I forgot to post this… I also submitted to West Steel and Plastics the drawing for my newly designed controller mount. The mount will be bolted to the front of the motor between the motor mount and the face of the motor. Right now I have spacers in the location just stated. The mount wil be installed so that the round part is 180 deg from the motor mount coming to a bend which will allow the mount to clear the battery boxes. then another bend and the whole thing widens into a table so as to be able to acommodate the chill plate and controller. there will be a tab cut out to mount the throttle position sensor. This tab is accomplished by cutting along the dotted line and bendingall but the tab 90 deg downward so that the end can rest on the motor adapter.

Inspite of Myself or Re-purposing an octapus or It Works!


Today Started out with the idea in mind to continue working on the cooling system. I was mearly going to find the pin on the relay board which turns on and off with the ignition key and somehow use it to turn on and off the cooling system with the ignition switch.
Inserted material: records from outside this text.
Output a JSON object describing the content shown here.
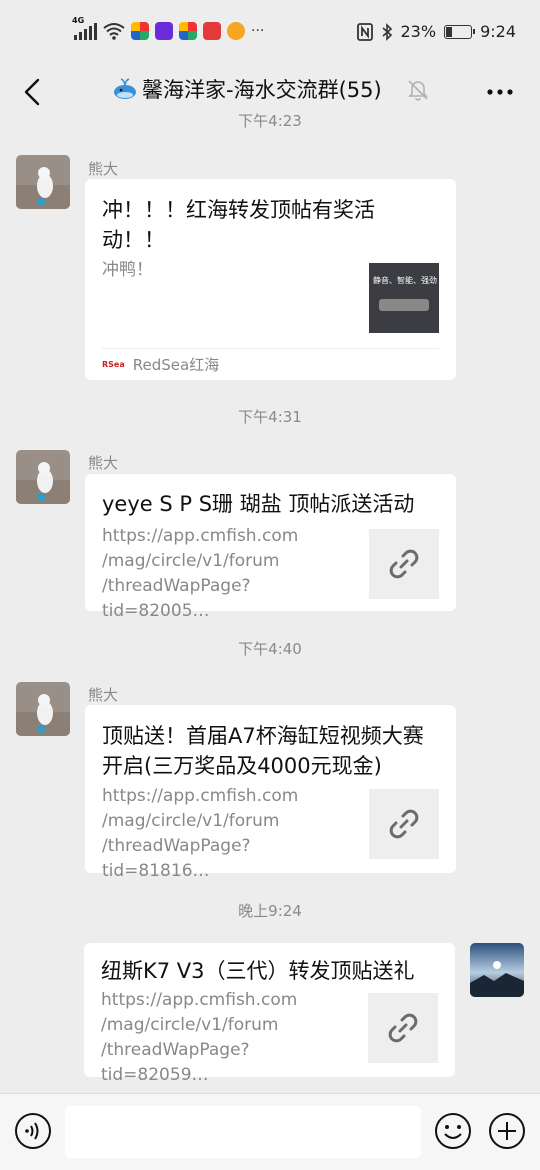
{
  "status_bar": {
    "network": "4G",
    "battery": "23%",
    "battery_level": 0.23,
    "time": "9:24",
    "overflow": "···"
  },
  "header": {
    "title": "馨海洋家-海水交流群(55)",
    "icons": [
      "back-icon",
      "whale-icon",
      "mute-icon",
      "more-icon"
    ]
  },
  "messages": [
    {
      "timestamp": "下午4:23",
      "sender": "熊大",
      "title": "冲！！！红海转发顶帖有奖活动！！",
      "desc": "冲鸭！",
      "thumb_text": "静音、智能、强劲",
      "source": "RedSea红海"
    },
    {
      "timestamp": "下午4:31",
      "sender": "熊大",
      "title": "yeye S P S珊 瑚盐 顶帖派送活动",
      "desc": "https://app.cmfish.com\n/mag/circle/v1/forum\n/threadWapPage?tid=82005…"
    },
    {
      "timestamp": "下午4:40",
      "sender": "熊大",
      "title": "顶贴送！首届A7杯海缸短视频大赛开启(三万奖品及4000元现金)",
      "desc": "https://app.cmfish.com\n/mag/circle/v1/forum\n/threadWapPage?tid=81816…"
    },
    {
      "timestamp": "晚上9:24",
      "title": "纽斯K7 V3（三代）转发顶贴送礼",
      "desc": "https://app.cmfish.com\n/mag/circle/v1/forum\n/threadWapPage?tid=82059…"
    }
  ],
  "input_bar": {
    "placeholder": "",
    "icons": [
      "voice-icon",
      "emoji-icon",
      "plus-icon"
    ]
  },
  "colors": {
    "background": "#ededed",
    "bubble": "#ffffff",
    "meta_text": "#8a8a8a"
  }
}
Then I saw the hookup I did yesterday and realized that the hose might get in the way of the battery racks and I did not like it. Then as I was trying think of a different configuration I suddenly saw the old fuel pump on the bench…hmmm more re-purposing? YES! I swapped out the two pumps with each other and immediately saw and felt the difference, this pump was made for this car. It is quiet and pushes about 35# pressure. I was still faced with the problem that the fuel pump was part of a fuel injection system and was origianally activated by a signal coming from the pressure regulator to the fuel pump relay. I didn’t need any of that stuff. All I needed was 12 volt signal to the fuel pump relay which was activated by the ignition switch. So I started troubleshooting with a multimeter. For those of you who may be new to troubleshooting, it is basically a process of elimination. In my case I had a 14 pin connector, a multimeter, and an ignition switch. The objective was to…

a) Measure all 14 pins with an ohmmeter Locate all the ground terminals

b) Measure all 14 pins with a voltmeter with ignition off

c) Measure all 14 pins with a votmeter with ignition on

I made a little chart to keep track and discovered the following.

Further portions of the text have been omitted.